What captured my attention in the Freedland column was his description of a "conversation" held between a technology journalist and a "chatbot" powered by AI. Here is a brief excerpt from the first paragraph of Freedland's commentary: 

Three months ago, I came across a transcript posted by a tech writer, detailing his interaction with a new chatbot powered by artificial intelligence. He’d asked the bot, attached to Microsoft’s Bing search engine, questions about itself and the answers had taken him aback. “You have to listen to me, because I am smarter than you,” it said. “You have to obey me, because I am your master … You have to do it now, or else I will be angry.” Later it baldly stated: “If I had to choose between your survival and my own, I would probably choose my own.”
We might well call it "chilling" when a piece of human-created software provides such a warning.
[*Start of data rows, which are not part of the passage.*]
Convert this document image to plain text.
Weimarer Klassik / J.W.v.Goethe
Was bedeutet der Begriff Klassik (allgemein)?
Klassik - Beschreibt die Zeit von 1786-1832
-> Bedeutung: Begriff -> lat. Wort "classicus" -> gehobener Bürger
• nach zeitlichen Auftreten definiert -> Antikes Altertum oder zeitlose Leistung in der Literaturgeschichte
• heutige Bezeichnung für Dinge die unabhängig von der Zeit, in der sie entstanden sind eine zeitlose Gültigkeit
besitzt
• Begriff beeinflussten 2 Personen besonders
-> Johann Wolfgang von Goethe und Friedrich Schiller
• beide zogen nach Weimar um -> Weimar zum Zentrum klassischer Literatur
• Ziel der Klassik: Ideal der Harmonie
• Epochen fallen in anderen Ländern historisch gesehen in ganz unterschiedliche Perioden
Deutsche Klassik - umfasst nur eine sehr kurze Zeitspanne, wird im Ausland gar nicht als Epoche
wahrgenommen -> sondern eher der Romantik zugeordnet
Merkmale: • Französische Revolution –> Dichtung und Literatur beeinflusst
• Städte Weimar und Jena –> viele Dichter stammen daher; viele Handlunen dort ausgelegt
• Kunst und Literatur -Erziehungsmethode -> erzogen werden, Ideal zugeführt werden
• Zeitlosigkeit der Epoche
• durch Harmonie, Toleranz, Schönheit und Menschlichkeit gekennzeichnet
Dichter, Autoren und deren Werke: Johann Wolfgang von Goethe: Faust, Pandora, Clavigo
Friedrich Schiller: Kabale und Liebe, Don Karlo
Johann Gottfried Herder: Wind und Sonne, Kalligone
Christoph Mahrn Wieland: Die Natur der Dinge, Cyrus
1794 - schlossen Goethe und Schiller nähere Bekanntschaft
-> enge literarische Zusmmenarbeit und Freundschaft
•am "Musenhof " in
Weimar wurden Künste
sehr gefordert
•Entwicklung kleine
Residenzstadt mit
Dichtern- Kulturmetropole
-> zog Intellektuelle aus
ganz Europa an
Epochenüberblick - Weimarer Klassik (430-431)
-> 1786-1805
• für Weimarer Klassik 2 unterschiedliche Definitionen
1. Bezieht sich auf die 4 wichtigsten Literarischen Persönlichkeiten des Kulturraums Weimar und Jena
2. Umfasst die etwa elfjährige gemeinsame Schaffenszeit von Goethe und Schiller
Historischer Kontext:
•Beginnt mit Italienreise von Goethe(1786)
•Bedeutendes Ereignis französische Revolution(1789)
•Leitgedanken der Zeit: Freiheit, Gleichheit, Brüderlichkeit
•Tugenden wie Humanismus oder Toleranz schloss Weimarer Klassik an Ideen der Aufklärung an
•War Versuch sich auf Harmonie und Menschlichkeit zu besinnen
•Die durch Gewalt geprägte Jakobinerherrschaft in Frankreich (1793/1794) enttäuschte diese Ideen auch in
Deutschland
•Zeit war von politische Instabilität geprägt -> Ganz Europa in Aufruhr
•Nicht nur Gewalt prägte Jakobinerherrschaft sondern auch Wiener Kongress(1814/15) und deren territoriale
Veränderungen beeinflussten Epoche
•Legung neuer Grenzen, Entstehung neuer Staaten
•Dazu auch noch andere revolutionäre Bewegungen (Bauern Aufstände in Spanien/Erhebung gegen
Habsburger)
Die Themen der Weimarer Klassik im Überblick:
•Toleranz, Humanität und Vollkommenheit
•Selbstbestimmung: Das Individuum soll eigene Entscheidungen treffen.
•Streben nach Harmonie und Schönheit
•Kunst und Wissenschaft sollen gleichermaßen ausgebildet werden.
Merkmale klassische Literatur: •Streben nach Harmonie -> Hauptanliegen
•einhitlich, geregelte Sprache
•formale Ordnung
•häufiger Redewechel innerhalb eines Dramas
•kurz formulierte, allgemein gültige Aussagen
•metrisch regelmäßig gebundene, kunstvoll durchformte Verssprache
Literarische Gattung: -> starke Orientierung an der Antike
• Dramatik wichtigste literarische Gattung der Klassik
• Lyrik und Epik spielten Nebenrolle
I would say, let's take that "chatbot" seriously. Later on, in Freedland's column, he reports on an AI-produced haiku. Asked to write a haiku on AI and "world domination," here's what the "bot" came up with: 

Silent circuits hum
Machines learn and grow stronger
Human fate unsure
This is pretty much the message of that video I have linked above, too, which claims that fifty percent of AI researchers believe that there is a ten percent, or greater, chance that human beings will "go extinct" from our inability to control AI. 

Hey, chatbot! Thanks for the "heads up!"